For what it’s worth they don’t seem to proactively offer more food or drinks after the service, though if you ask they’ll gladly get you whatever. I just requested an extra drink, though I saw others order chips and nuts. I’m not sure if you could get a second “meal,” though (I would guess you could). In terms of other food options, they had flatbread, sandwiches, etc.
SAS Plus wifi
The coolest thing about SAS had to be that they offered wifi. I’ve never before had wifi on an intra-Europe flight, so that was pretty awesome. Well, at least awesome in theory.
The log-in page said that it’s free for Eurobonus members and SAS Plus passengers, though when I tried to log in I couldn’t figure out how to get it for free. I’m a Eurobonus member though didn’t know my number, so tried signing up for an account. After every attempt to sign up I got an error message. So I couldn’t actually connect to the internet, which was kind of frustrating.

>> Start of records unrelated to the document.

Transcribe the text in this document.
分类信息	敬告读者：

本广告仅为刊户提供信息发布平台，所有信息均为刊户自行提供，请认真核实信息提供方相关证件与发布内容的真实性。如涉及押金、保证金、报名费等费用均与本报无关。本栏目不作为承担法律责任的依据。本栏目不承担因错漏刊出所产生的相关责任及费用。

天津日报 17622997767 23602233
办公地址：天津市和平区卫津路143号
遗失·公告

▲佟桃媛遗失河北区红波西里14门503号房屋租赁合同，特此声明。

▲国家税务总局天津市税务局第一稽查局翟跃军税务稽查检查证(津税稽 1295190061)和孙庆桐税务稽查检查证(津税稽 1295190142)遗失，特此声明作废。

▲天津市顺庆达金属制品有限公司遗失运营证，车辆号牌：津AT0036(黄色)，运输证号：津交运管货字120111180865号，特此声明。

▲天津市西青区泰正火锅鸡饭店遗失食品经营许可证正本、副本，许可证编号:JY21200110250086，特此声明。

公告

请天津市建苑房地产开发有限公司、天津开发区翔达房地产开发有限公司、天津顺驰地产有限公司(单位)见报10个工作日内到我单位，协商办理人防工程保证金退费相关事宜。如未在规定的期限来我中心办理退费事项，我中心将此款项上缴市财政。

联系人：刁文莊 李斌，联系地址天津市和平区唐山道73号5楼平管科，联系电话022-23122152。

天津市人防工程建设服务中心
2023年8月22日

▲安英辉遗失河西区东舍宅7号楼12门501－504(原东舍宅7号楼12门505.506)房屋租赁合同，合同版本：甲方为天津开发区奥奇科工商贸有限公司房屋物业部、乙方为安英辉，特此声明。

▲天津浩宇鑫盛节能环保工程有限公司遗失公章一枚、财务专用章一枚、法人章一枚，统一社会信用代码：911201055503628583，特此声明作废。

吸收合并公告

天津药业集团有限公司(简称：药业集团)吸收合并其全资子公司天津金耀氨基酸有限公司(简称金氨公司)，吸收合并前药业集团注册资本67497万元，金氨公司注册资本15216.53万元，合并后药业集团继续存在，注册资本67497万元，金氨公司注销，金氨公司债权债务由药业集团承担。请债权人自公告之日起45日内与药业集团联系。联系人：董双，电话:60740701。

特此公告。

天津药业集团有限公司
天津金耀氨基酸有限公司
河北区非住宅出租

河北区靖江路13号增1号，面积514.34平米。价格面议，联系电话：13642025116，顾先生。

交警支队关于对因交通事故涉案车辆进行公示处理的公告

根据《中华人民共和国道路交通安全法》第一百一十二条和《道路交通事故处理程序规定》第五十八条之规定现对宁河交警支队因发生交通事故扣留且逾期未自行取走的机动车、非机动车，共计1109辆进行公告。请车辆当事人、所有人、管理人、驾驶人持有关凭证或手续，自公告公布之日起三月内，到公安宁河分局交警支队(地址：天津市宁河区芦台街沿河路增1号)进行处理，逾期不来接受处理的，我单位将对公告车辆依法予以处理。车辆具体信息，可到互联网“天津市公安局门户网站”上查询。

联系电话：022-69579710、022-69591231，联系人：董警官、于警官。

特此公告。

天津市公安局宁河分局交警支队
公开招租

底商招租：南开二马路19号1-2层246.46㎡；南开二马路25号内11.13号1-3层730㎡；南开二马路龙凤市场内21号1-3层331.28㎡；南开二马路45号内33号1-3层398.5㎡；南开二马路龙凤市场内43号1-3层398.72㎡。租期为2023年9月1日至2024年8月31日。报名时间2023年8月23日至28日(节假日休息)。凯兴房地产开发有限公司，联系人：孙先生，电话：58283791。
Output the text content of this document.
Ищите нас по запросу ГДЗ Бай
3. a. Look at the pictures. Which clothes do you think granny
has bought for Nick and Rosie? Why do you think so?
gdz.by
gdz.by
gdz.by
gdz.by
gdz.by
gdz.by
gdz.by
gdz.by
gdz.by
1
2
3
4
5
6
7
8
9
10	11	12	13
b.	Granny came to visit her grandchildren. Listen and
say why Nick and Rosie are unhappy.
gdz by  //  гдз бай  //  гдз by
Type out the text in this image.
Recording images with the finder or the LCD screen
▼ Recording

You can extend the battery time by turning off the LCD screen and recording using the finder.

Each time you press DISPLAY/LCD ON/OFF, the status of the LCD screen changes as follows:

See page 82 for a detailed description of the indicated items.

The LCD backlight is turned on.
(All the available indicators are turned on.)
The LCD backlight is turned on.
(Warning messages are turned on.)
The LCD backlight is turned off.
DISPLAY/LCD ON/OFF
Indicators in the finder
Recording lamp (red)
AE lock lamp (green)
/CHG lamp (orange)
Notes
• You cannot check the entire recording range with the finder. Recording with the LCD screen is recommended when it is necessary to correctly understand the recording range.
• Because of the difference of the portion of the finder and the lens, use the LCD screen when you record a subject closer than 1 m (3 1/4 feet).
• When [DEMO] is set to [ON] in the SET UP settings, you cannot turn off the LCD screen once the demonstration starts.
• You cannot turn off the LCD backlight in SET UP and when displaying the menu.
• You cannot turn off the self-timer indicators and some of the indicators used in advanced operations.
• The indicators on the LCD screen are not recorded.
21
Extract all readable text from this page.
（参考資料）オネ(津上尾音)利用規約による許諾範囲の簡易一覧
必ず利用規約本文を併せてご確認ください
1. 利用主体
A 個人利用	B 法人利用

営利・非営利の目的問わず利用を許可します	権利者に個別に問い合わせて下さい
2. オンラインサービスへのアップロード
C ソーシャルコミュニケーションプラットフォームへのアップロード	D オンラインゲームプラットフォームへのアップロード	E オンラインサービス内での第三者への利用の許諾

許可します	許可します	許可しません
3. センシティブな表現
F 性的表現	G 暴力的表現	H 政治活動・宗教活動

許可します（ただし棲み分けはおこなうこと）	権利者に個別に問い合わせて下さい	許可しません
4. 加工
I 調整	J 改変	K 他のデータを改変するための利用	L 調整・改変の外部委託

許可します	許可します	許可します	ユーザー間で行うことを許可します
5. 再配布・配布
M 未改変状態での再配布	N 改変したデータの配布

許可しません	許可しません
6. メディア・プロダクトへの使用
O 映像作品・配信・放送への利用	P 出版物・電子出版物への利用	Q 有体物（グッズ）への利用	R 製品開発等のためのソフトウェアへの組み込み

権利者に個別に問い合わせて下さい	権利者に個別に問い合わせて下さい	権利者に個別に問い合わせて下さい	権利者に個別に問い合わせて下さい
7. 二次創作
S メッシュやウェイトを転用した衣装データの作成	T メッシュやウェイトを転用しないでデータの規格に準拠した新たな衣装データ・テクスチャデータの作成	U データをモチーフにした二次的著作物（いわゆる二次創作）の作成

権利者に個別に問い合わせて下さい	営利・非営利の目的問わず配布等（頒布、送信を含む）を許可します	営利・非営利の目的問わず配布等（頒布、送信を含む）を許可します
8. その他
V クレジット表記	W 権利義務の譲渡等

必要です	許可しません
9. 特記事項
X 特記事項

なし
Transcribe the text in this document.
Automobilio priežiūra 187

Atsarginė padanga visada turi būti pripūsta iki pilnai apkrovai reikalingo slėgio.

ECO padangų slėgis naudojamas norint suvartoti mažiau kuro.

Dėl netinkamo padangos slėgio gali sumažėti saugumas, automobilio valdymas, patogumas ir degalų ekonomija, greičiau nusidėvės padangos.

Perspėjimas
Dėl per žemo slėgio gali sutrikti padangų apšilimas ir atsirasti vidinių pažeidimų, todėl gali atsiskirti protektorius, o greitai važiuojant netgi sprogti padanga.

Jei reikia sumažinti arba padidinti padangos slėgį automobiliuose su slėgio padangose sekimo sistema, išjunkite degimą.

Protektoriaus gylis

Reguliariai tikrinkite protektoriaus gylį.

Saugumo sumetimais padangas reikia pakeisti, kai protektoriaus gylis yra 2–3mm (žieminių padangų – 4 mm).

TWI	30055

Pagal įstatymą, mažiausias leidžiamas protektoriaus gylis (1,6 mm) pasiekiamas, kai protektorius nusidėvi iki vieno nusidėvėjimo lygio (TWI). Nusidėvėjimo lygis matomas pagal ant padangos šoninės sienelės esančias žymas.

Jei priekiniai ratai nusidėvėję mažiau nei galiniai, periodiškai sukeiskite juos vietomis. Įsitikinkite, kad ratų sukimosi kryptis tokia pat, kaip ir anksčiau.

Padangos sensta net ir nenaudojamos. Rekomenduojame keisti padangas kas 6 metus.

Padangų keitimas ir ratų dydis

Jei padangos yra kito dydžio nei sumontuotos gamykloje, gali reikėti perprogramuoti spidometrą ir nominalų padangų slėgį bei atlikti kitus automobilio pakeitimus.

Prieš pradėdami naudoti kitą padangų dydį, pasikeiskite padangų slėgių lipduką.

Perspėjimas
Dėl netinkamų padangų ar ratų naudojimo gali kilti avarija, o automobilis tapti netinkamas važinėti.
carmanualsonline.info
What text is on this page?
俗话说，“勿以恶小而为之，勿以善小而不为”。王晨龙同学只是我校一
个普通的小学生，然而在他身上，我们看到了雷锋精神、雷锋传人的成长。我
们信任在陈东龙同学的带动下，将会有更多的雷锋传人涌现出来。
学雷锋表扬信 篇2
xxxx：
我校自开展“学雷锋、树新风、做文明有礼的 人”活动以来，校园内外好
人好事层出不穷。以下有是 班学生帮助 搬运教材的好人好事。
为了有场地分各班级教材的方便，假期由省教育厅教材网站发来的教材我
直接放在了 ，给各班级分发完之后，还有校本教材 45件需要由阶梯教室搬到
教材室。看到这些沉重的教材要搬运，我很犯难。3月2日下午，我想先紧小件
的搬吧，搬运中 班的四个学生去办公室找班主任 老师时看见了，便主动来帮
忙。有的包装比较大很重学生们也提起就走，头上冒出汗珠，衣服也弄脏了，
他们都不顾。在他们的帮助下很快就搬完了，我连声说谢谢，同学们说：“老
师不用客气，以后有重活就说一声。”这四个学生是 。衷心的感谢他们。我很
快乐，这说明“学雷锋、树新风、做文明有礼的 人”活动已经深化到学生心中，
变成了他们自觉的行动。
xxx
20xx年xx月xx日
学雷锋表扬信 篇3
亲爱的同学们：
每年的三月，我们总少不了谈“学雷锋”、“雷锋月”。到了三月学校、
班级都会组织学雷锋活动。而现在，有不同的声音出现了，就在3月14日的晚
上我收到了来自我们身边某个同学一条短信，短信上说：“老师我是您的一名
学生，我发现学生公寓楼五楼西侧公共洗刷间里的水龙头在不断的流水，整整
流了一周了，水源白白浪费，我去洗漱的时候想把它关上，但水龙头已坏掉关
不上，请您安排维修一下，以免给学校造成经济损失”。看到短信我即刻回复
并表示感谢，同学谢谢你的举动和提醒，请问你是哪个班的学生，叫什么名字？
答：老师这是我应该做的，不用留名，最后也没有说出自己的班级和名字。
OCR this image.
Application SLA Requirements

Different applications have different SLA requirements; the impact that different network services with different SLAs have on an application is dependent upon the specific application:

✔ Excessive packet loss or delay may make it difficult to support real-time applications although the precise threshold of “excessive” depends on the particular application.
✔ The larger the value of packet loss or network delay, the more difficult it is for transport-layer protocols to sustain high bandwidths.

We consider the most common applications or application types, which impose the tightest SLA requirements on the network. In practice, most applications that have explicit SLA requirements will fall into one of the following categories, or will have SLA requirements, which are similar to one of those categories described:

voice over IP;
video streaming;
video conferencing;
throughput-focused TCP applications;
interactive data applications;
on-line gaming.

Go figure when I got on the ground and checked my email, I had apparently joined Eurobonus 12 times during the flight. Whoops.
The lesson to learn here is that you’ll want to sign up for a Eurobonus account (and know your account number) before the flight!
SAS Plus bottom line
I think SAS is onto something with SAS Plus. The price premium is actually reasonable (often about 50% more than the lowest cost ticket), given that it gets you lounge access, priority boarding, free food and drinks, bonus miles, etc.
Service was friendly across the board, their onboard food selection was actually edible, and the fact that they have wifi was awesome.
They run a solid operation, and I look forward to flying them longhaul once they have their new business class.